Boy Destroying Piano by Phillip Jones Griffiths


A good photo is always a visual feast, but it often takes a great photo to make you hear the music, smell the scents, and live the events. One such photo is featured above. Taken in 1961, Phillip Jones Griffiths’ photo draws you in, inviting you to a place where you can see the immediate future and almost hear one final discordant groan of that destroyed piano as the rock hits it. Jones Griffiths remembers:

This young boy epitomizes our Welsh ambivalent love for both rugby and music. This place, Pant-y-Waen, was once, in the 1930s, voted the most Beautiful Village in South Wales, but it has long since been obliterated by opencast mining. When I asked what he was doing, he replied, “My mother gave it to me to mend”.

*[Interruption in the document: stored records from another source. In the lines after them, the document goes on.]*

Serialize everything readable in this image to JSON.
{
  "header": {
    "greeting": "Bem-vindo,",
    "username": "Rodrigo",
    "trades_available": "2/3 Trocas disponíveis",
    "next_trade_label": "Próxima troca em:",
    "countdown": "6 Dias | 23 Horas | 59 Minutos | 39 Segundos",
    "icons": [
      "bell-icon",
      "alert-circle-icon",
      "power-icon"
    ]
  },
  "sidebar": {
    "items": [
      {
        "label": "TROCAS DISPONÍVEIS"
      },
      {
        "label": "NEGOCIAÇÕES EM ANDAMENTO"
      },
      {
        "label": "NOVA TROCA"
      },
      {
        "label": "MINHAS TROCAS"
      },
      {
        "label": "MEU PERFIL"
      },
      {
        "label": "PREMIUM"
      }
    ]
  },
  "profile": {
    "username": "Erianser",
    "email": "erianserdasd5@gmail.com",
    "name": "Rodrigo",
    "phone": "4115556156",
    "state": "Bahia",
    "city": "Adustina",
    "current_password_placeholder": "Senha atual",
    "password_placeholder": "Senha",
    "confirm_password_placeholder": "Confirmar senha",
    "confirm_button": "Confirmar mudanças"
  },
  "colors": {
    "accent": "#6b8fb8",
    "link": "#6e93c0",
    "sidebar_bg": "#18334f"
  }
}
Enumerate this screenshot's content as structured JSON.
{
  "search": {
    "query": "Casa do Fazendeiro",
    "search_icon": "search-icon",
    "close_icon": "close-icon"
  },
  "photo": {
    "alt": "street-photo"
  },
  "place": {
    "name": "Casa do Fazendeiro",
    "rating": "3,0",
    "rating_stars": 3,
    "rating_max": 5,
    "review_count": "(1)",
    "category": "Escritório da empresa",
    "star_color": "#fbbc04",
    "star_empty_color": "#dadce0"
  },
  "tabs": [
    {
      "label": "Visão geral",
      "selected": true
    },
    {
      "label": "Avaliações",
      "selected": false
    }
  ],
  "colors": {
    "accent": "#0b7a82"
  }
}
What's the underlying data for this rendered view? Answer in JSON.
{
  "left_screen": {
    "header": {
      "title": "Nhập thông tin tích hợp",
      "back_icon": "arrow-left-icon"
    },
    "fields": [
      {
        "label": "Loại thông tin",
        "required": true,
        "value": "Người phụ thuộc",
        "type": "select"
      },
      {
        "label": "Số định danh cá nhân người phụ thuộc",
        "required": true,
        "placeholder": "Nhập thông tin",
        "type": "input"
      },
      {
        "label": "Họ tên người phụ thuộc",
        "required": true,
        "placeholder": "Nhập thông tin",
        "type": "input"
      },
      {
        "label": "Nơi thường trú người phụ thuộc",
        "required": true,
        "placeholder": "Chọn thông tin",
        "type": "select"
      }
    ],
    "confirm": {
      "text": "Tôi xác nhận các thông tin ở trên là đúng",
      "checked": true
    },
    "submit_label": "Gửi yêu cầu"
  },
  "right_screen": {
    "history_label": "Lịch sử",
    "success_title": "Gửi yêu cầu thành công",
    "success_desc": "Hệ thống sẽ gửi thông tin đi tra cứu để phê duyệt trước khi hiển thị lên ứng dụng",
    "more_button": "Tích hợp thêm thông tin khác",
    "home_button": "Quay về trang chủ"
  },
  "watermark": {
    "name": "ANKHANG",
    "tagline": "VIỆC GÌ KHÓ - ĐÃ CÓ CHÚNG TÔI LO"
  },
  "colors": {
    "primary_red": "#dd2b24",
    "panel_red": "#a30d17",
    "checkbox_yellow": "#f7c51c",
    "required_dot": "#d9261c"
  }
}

Jones Griffiths perhaps saw in this wanton act of destruction a metaphor for what had happened to his Welsh homeland. Born in 1936, in a rural Northern Welsh town of Rhuddan, he was imbued with a deep love for Wales, but grew up in an era of shattered dreams in Wales and abroad; by the time he started taking photos for local weddings, Picture Post was publishing gritty, gloomy photos of post-war, post-depression England, courtesy of Bill Brandt, Bert Hardy, and George Rodger. Jones Griffiths signed up to show a changed Wales. He would eventually make his name in Vietnam, depicting war in an equally gritty and humane way.

His contact sheets show the playground, the several shots of kids walking towards the piano, and the aftermath.